Martin Kall, der CEO von Tamedia, sagte gestern am Swiss Media Forum in Luzern lustvoll: «Wo gibt es eine Branche, die so viel Spannendes erlebt? Das muss man als Vergnügen sehen!» Das sind neue Töne in einer Branche, in der seit Jahren Wehklagen und Jammern über einen existenzbedrohenden Strukturwandel dominieren.

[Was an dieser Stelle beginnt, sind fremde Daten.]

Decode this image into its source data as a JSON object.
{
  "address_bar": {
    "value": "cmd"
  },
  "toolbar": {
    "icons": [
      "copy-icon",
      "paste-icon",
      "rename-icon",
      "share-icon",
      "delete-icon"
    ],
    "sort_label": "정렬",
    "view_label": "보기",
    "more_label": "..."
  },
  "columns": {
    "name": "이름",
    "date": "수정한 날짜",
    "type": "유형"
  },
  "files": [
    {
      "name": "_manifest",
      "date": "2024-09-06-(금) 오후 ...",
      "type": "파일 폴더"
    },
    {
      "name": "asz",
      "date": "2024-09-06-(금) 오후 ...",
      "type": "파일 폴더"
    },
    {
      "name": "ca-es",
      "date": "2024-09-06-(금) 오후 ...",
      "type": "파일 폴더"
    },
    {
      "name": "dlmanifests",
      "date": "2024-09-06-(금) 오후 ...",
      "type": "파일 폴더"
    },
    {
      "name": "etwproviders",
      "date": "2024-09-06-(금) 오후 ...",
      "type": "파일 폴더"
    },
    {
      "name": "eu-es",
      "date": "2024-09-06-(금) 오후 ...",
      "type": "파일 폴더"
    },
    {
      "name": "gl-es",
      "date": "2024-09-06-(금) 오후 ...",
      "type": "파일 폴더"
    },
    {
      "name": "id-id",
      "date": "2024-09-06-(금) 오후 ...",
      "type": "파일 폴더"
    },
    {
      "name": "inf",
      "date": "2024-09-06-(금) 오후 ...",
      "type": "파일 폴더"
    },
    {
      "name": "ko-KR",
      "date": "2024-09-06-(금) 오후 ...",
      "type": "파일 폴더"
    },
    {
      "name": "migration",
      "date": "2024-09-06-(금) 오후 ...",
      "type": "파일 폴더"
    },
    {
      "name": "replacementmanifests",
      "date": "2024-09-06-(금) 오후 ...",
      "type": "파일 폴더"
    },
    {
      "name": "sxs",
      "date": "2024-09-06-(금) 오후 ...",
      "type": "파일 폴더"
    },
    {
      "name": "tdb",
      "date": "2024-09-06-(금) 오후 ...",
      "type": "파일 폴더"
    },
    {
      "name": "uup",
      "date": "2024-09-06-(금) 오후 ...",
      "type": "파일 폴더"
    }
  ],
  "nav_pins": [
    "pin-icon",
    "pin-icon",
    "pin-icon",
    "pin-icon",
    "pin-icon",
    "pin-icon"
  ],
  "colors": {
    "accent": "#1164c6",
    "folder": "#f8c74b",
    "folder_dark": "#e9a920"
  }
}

Zwei Tage lang diskutierten die wichtigsten Medienvertreter über Zustand und Zukunft der Medien - und verströmten dabei Optimismus wie seit Jahren nicht mehr. Ein Grund liegt in den positiven Jahresergebnissen 2010. Wichtiger jedoch: Entwicklungen, die ohnehin nicht zu stoppen sind, werden endlich als Chance gesehen statt bloss als Bedrohung.

Facebook und Twitter

Verlagerung zu online: Zeitungen haben erkannt, dass sie auch in elektronischer Form gelesen werden, wenn sie attraktive Angebote lancieren - weil sie glaubwürdig sind. Christoph Bauer, CEO der AZ Medien, sagt zu Recht: «Die Frage ist nicht relevant, ob die Zeitung gedruckt wird.»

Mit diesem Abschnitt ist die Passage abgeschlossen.